Sep 14, 2005 01:18
Went to my second Tribe game in three nights tonight, and I am going tomorrow yet again. If you consider yourself a Tribe fan, how can you not be attending these games. Absolutely spectacular. I'm thinking about bringing a sign to the game tomorrow that says "My girlfriend just broke up with me, but the Tribe will never leave me." I figure it'll get me on tv for sure.
As far as that is concerned. Kelly and I had a really good talk Monday night. Kinda aired everything out on how we were feeling and what lies ahead for the two of us. I feel the need to make some clarifications on her behalf, because some of the things I wrote in my last post were incorrect. She is not seeing Jason, yet. It'll probably happen, but currently, it isn't. Along those same lines, she decided she couldn't go to the concert because of me still hurting and seeing her would probably not help. I think I probably agree with her. It is really difficult not having her to talk to every night anymore, and I'm still finding myself having to put down the phone a couple times a day when I have the urge to talk to someone. Living by myself was OK when I knew that at least I'd have her to talk to every night. But at this point, I am insanely lonely. I know she said I can call her, but right now I think I want to give her some space. Let her do her thing. I don't want to be seen as the psycho ex-boyfriend that can't let go, even though some of my actions the last week and a half seem to be contradictory to that idea. Every day gets a little bit better. I feel a little bit more comfortable, it's just really difficult to let go after two years even when you know it wasn't the right time. Ah well, going to see the doctor tomorrow, actually later today, and hopefully I am starting to get myself back on track.
Every day is a mix of laughter, excitement, joy, anger, confusion, panic attacks. I don't wish this kind of mental problem on anyone. I know I'm really beating a dead horse with the topics on here since I started it back up. It's just that with the loneliness comes a need to vent some frustrations and thoughts. This is sort of like an online therapy for me. I always feel better after doing one of these, even if I don't agree with what I wrote when I reread it the next day. For those of you who read and are getting sick of these Kelly/ depression posts, just bear with me for awhile. I need to heal a few wounds, and right now thats going to take time.
Special thanks the D to the Rew for going to the concert with me this upcoming Friday. Shooters before hand to get a few brews followed by a kick ass concert sounds like a fantastic time to me. Every night I go out I feel a little bit better, and I know that eventually I will be fine again.
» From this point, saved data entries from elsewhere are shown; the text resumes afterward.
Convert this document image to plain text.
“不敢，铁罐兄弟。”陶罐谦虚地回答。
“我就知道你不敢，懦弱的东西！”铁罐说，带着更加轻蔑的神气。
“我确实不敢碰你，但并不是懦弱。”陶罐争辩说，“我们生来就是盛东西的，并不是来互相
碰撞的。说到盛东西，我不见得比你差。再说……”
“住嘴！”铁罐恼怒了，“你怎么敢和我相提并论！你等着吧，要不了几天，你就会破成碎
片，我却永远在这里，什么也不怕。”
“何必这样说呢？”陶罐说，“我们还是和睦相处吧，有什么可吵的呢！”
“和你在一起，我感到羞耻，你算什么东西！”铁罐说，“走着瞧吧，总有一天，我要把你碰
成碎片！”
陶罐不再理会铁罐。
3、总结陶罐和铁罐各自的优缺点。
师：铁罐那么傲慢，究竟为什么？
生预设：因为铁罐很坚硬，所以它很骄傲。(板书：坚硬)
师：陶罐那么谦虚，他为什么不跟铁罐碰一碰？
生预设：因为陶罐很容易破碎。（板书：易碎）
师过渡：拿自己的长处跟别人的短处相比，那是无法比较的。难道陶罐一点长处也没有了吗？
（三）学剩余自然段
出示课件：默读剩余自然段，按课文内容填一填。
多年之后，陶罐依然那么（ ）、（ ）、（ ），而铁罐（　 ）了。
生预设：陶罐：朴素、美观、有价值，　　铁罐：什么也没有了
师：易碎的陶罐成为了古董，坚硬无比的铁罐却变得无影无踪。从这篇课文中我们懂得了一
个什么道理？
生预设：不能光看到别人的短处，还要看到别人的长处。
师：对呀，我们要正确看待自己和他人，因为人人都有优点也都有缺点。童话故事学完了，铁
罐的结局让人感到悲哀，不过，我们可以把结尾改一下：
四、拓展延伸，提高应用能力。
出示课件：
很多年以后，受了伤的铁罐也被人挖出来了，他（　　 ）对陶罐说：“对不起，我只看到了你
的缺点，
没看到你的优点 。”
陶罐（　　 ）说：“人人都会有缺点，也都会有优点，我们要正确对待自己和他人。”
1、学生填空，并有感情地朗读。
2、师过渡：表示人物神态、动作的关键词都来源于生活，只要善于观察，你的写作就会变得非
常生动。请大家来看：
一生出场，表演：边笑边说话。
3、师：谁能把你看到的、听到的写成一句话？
Kicked the shit out of my prosimian quiz today. I got a 100%. There was a word box up top and all I used it for was spelling, now that is a good feeling. New World Monkey quiz next tuesday, which means another 30 Genus species I have to memorize. Should be a little tougher, but with my results on this first quiz, I am feeling a lot better about the class as a whole. I know I have previously stated "I hate monkeys, they throw poo at you," but I am really getting into this topic, and I am already looking into graduate programs that can help me with zoology and or primatology.
Well, thats enough for now. Hope everyone has a good night's sleep. I know I need one for a damned change.